On a multiple-choice questionnaire, an overall patient satisfaction rate that was independent of age, duration or severity of the symptoms was used to assess performance and satisfaction (satisfied, uncertain, dissatisfied) in daily activities at the end of the study taking into account the undesirable side effects.
Sample size justification:
Sample size was calculated using Epi Info® version 6.0, setting the type- I error (α) at 0.05 and the power (1- β) at 0.8, data from previous studies (5-7). According to these values and at 95% confidence interval, a minimal sample size of 60 patients was accepted to reach statistically accepted figure. Therefore, a total number of 76 patients were recruited in this study.
Data collection and statistical analysis:
Data concerning subjects who had undergone the office procedure since June 2010 were collected prospectively. The case notes of those with minimum of 3-months follow-up were further reviewed for the purposes of this report.

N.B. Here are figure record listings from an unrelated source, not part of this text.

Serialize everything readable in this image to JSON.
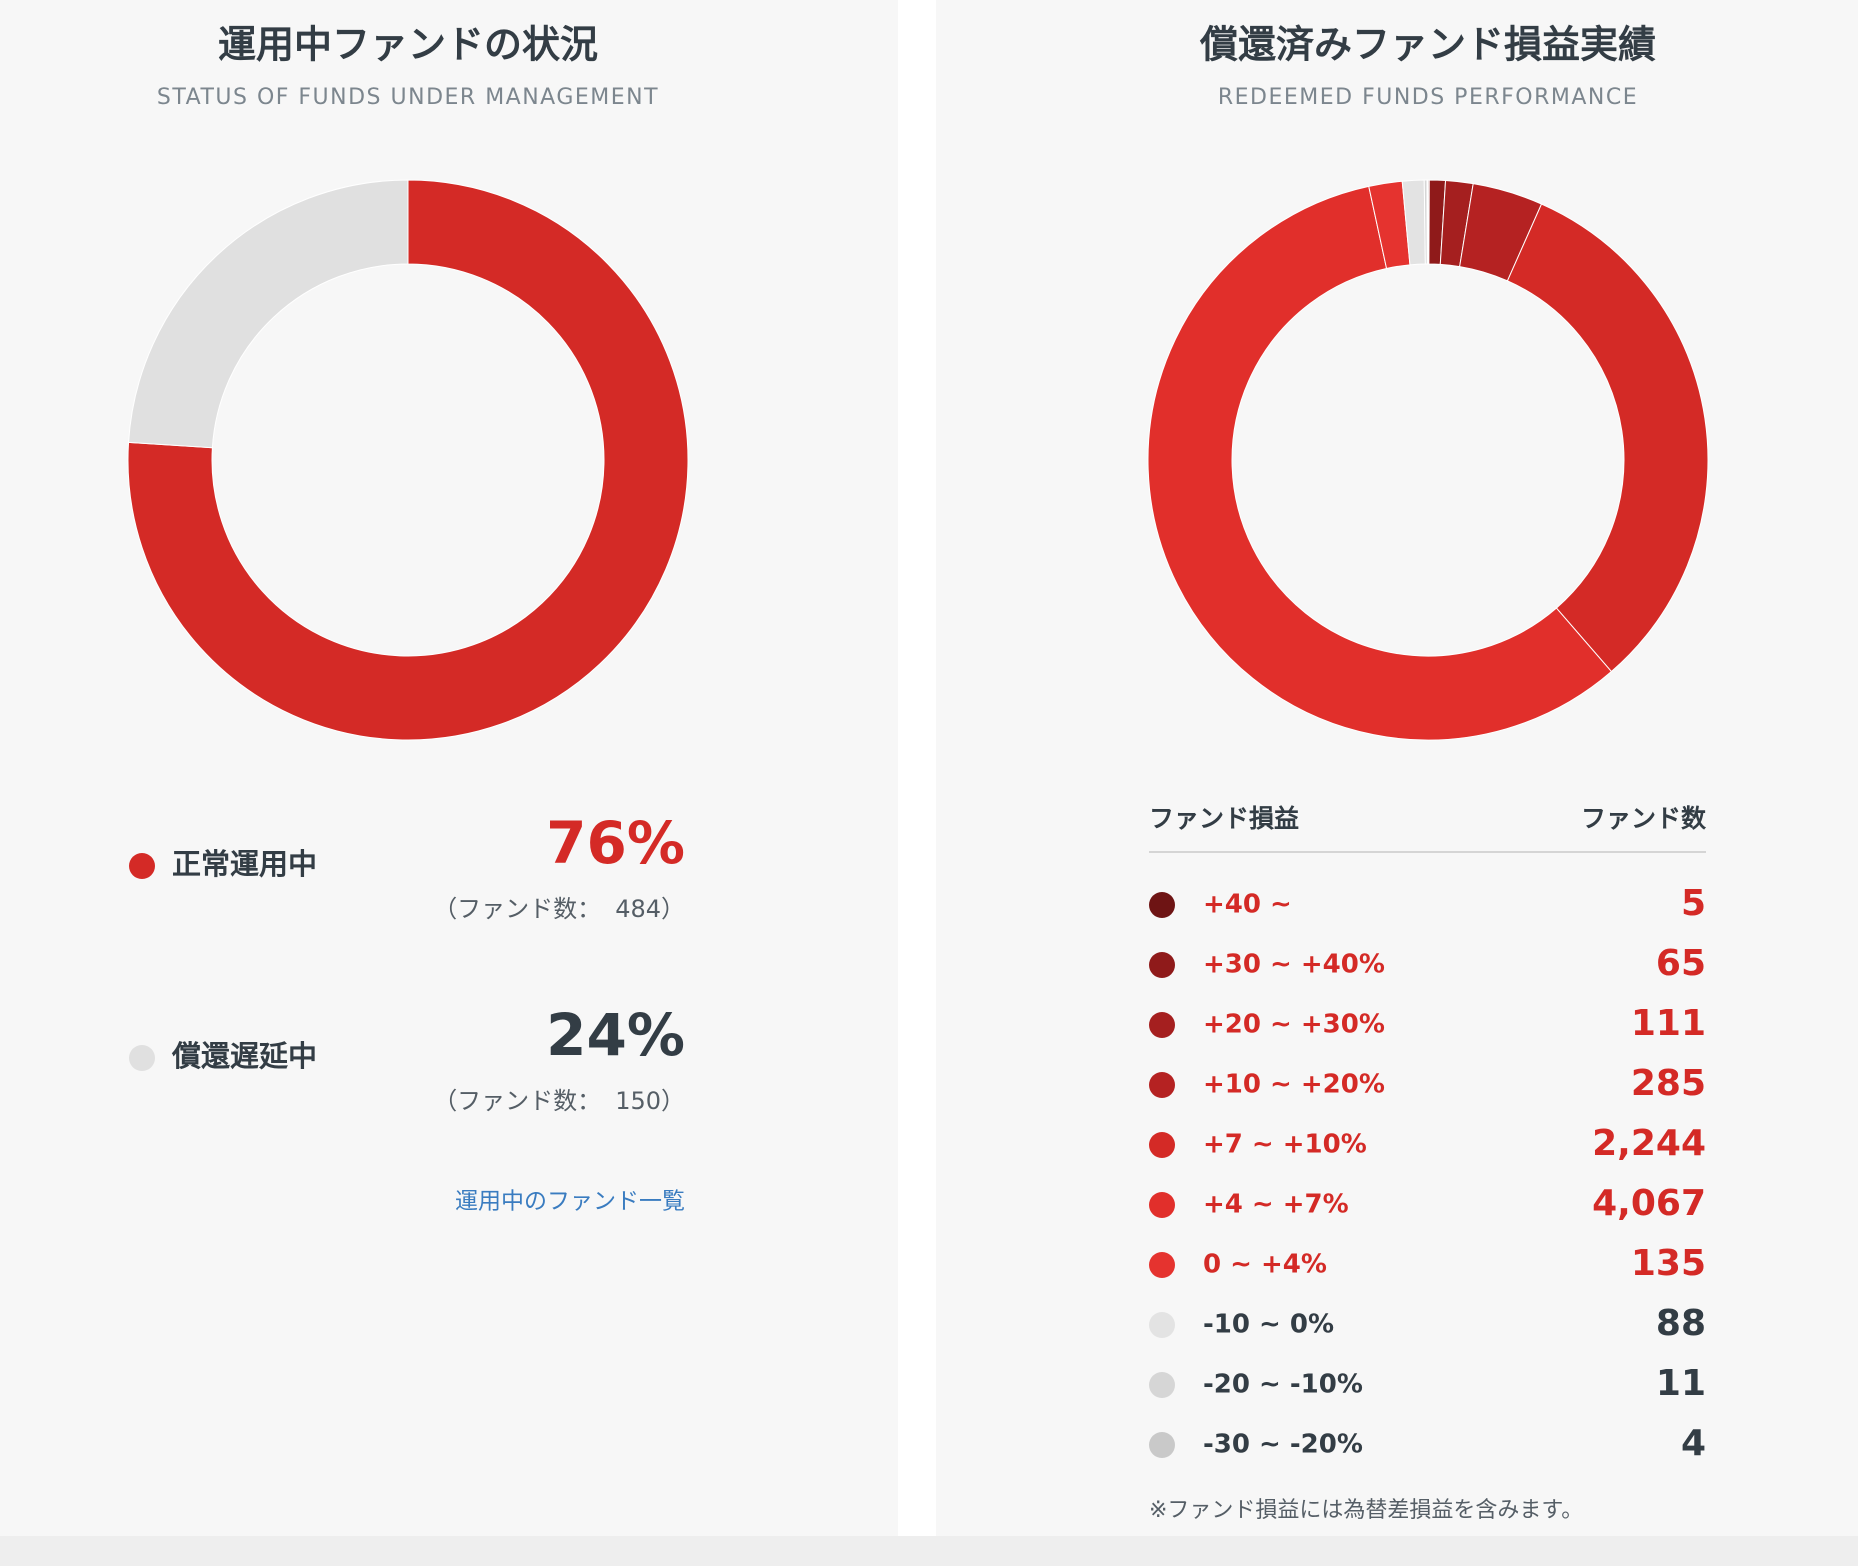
{
  "chart_data": [
    {
      "type": "donut",
      "title": "運用中ファンドの状況",
      "subtitle": "STATUS OF FUNDS UNDER MANAGEMENT",
      "categories": [
        "正常運用中",
        "償還遅延中"
      ],
      "values": [
        76,
        24
      ],
      "value_labels": [
        "76%",
        "24%"
      ],
      "colors": [
        "#d42a26",
        "#e0e0e0"
      ],
      "label_colors": [
        "#d42a26",
        "#333d45"
      ],
      "count_prefix": "（ファンド数：",
      "counts": [
        484,
        150
      ],
      "count_suffix": "）",
      "link": "運用中のファンド一覧"
    },
    {
      "type": "donut",
      "title": "償還済みファンド損益実績",
      "subtitle": "REDEEMED FUNDS PERFORMANCE",
      "column_headers": [
        "ファンド損益",
        "ファンド数"
      ],
      "categories": [
        "+40 ~",
        "+30 ~ +40%",
        "+20 ~ +30%",
        "+10 ~ +20%",
        "+7 ~ +10%",
        "+4 ~ +7%",
        "0 ~ +4%",
        "-10 ~ 0%",
        "-20 ~ -10%",
        "-30 ~ -20%"
      ],
      "values": [
        5,
        65,
        111,
        285,
        2244,
        4067,
        135,
        88,
        11,
        4
      ],
      "value_labels": [
        "5",
        "65",
        "111",
        "285",
        "2,244",
        "4,067",
        "135",
        "88",
        "11",
        "4"
      ],
      "colors": [
        "#6e1414",
        "#8f1a1a",
        "#a51f1f",
        "#b52222",
        "#d42a26",
        "#e12f2b",
        "#e5332f",
        "#e3e3e3",
        "#d6d6d6",
        "#c9c9c9"
      ],
      "label_colors": [
        "#d42a26",
        "#d42a26",
        "#d42a26",
        "#d42a26",
        "#d42a26",
        "#d42a26",
        "#d42a26",
        "#333d45",
        "#333d45",
        "#333d45"
      ],
      "note": "※ファンド損益には為替差損益を含みます。"
    }
  ]
}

Epi Info® version 6.0 was used to record and statistically analyse the data. Values at the time of the hysteroscopic-guided pertubal bupivacaine infusion (i.e time 0) were compared with those at three time points (1, 2 and 3 months) after infusion using the paired t test, Mann-Whitney U test, Wilcoson and Friedman two-way ANOVA tests as appropriate. A level of significance of P<.05 was accepted for the study.